I turn to the band’s drummer Paul Savage for advice. He shares my doubt. The death of sales and dominance of streaming app Spotify and the concomitant contraction of the music industry means huge restrictions on what even the highest-profile artists are able to do. The era when bands like The Delgados could make records of great scope is long gone.

The Delgados started with enough cash to press up and release their debut single in 1995. Soon, their record label – Chemikal Underground – was releasing critically and commercially successful albums by other bands, such as Mogwai and Arab Strap. Through a series of licensing agreements with other small record labels, bands could boost sales overseas, easily matching their UK numbers.

Investing profits into recording meant they could make increasingly ambitious records until, after the release of their Mercury-nominated third album “The Great Eastern”, Mantra records – a subsidiary of the Beggars Banquet label – reckoned they were worthy of investment and supported the expensive recording of Hate.

Sales of around 80,000 records and CDs might not have created a life of abundant luxury, but they made the band viable, allowing them to tour and build their following. If each of Hate’s ten tracks was streamed 80,000 times, the band would make little more than three grand.

Once in a blue moon a band – the Arctic Monkeys, say, or Wet Leg – reaches the higher echelons of the music business. They gain a status that means – because the money’s there – full creative freedom.

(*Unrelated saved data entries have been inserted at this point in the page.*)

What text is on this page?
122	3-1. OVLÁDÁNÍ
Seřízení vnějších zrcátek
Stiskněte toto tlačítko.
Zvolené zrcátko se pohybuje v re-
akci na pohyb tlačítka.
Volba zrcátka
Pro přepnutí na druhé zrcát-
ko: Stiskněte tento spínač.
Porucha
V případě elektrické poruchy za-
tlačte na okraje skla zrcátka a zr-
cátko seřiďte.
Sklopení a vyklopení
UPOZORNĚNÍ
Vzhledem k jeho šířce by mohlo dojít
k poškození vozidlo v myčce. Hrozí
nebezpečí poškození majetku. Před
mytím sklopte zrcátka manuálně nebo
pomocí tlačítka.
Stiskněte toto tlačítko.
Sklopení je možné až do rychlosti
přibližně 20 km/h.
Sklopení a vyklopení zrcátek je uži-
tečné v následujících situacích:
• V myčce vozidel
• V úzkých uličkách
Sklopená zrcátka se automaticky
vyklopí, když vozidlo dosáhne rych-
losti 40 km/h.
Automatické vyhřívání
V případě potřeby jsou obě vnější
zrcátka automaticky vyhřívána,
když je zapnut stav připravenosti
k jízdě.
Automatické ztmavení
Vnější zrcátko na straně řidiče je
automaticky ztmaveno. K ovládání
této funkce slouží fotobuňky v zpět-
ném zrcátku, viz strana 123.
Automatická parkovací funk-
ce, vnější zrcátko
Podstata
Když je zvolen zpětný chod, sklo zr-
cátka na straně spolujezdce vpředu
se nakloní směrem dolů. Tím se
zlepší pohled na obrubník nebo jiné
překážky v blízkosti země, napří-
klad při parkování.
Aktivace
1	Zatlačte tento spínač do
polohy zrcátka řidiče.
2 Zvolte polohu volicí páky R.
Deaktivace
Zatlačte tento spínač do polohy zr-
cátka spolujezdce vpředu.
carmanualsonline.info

But for smaller bands, it’s increasingly difficult. Many labels are interested only in licensing these artists’ records, leaving all the upfront costs with the band members. Unless those individuals are wealthy, making a record as grand in scale as Hate would be impossible. The Delgados didn’t just create a beautiful album in 2002, they made something which stands as a reminder of what was possible in the days when we valued music.